Step-by-Step Solution:
Let the numbers be 12x and 12y. Given product: 12x * 12y = 2160. So 144xy = 2160. Therefore xy = 2160 / 144 = 15. Now find co prime factor pairs of 15: (1, 15) and (3, 5). Corresponding number pairs: (12 * 1, 12 * 15) = (12, 180) and (12 * 3, 12 * 5) = (36, 60). Only (36, 60) gives two digit numbers for both entries.

Verification / Alternative check:
Check HCF and product: HCF(36, 60) = 12. Product: 36 * 60 = 2160. The pair (36, 60) satisfies both conditions exactly. No other candidate pair among the options matches both the HCF and product constraints with both numbers being two digit.
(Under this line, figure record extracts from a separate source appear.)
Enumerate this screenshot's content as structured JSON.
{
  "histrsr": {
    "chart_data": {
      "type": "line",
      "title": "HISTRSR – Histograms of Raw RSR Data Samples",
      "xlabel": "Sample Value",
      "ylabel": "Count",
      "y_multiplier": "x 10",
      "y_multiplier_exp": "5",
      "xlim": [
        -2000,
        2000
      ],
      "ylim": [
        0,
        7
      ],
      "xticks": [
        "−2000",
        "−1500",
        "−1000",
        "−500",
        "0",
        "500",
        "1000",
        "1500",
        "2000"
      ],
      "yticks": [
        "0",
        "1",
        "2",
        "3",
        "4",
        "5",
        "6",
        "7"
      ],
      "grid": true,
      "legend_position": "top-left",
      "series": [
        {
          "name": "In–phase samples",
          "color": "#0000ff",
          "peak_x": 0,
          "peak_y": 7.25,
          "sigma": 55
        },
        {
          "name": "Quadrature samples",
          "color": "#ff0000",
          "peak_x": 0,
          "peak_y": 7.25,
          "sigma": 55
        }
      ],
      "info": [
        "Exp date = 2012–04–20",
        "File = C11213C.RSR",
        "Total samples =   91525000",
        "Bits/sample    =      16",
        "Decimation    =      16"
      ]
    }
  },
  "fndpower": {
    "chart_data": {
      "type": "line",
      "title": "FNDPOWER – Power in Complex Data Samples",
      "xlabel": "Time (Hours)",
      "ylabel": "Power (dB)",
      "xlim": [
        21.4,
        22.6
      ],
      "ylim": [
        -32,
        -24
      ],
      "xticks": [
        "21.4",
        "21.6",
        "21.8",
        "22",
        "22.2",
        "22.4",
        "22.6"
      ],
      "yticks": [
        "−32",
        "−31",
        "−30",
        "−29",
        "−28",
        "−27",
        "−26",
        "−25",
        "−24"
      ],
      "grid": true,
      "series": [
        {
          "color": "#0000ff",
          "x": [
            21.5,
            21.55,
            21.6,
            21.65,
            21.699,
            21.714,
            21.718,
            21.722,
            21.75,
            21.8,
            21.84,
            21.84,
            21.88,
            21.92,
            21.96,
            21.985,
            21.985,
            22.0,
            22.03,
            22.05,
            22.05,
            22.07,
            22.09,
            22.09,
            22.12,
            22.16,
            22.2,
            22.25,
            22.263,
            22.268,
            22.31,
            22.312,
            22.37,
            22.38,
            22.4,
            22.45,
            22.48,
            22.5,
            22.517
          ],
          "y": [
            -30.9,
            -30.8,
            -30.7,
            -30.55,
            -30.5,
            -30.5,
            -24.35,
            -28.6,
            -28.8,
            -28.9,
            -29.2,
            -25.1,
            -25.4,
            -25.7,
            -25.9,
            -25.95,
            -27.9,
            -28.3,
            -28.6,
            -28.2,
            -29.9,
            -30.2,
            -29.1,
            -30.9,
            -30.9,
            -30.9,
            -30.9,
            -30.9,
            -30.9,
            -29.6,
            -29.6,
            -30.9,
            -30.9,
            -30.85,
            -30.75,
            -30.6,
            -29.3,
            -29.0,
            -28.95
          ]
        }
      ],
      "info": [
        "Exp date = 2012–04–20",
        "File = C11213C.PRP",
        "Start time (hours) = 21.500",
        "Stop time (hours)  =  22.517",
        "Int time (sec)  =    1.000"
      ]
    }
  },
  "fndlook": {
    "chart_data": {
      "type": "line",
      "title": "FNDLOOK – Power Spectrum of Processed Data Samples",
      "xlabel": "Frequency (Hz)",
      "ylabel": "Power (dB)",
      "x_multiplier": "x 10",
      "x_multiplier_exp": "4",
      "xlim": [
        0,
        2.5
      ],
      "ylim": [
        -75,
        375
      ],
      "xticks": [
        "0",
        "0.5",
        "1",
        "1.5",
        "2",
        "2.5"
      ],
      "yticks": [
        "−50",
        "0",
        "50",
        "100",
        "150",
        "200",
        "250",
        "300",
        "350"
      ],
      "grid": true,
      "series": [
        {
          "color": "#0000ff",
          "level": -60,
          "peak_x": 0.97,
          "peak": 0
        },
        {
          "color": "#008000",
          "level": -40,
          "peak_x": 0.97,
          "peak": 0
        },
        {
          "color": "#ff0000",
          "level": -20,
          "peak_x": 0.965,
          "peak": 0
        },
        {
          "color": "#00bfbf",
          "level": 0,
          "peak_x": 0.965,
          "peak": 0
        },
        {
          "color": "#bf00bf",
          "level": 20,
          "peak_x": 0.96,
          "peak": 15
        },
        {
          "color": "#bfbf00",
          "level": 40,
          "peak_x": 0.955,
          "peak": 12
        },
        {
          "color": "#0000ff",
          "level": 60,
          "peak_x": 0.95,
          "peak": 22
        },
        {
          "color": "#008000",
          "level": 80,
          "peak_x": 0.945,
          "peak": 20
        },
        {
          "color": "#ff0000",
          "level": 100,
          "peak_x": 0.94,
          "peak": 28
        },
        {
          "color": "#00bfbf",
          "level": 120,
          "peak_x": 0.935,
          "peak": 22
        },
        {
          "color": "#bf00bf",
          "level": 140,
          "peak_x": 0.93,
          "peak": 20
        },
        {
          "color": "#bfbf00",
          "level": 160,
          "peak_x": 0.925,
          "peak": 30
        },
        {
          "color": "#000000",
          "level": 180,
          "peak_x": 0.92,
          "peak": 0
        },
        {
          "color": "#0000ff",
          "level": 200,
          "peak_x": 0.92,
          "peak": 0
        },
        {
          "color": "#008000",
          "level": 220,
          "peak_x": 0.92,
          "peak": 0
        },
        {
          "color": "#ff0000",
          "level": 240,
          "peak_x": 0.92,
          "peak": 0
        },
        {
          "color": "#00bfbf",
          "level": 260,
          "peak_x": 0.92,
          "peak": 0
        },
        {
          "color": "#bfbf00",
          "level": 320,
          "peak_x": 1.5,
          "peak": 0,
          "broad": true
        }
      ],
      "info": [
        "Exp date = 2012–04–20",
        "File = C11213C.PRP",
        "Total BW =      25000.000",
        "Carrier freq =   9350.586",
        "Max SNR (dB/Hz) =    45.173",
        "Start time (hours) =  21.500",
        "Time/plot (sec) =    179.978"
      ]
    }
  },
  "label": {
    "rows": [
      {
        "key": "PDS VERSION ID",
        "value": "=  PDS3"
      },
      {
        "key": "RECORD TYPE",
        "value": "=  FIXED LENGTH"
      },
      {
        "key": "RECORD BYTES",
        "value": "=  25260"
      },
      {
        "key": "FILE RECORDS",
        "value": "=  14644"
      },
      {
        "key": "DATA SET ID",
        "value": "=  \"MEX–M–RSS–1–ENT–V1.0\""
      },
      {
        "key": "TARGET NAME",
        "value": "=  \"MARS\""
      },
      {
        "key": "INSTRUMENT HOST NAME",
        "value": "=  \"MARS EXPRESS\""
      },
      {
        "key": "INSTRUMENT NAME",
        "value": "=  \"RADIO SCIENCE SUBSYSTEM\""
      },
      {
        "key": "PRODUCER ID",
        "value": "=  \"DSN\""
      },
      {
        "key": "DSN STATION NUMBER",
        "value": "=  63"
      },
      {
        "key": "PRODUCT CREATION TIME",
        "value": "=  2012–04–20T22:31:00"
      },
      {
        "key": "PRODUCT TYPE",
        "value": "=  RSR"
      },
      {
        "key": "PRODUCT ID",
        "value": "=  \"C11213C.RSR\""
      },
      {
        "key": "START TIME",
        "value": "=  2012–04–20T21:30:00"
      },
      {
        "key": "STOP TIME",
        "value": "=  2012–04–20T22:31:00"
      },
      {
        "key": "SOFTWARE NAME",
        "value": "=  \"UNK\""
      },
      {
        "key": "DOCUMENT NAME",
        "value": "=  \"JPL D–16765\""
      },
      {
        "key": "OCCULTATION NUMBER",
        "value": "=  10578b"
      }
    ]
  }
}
Why Other Options Are Wrong:
(12, 60) has product 720, not 2160, and 12 is not a two digit number. (72, 30) has product 2160 but HCF is 6, not 12. (60, 72) also has product 4320, which is not equal to 2160, and its HCF is 12 but the product is incorrect. (18, 120) includes a three digit number and its HCF and product do not match the required values.

Common Pitfalls:
Many students forget that the co factors x and y must be co prime when the HCF is already factored out. Another mistake is not enforcing the two digit constraint or miscalculating the product. Always express numbers in the form HCF times co prime factors and use the product to determine these co factors.

Final Answer:
(36, 60)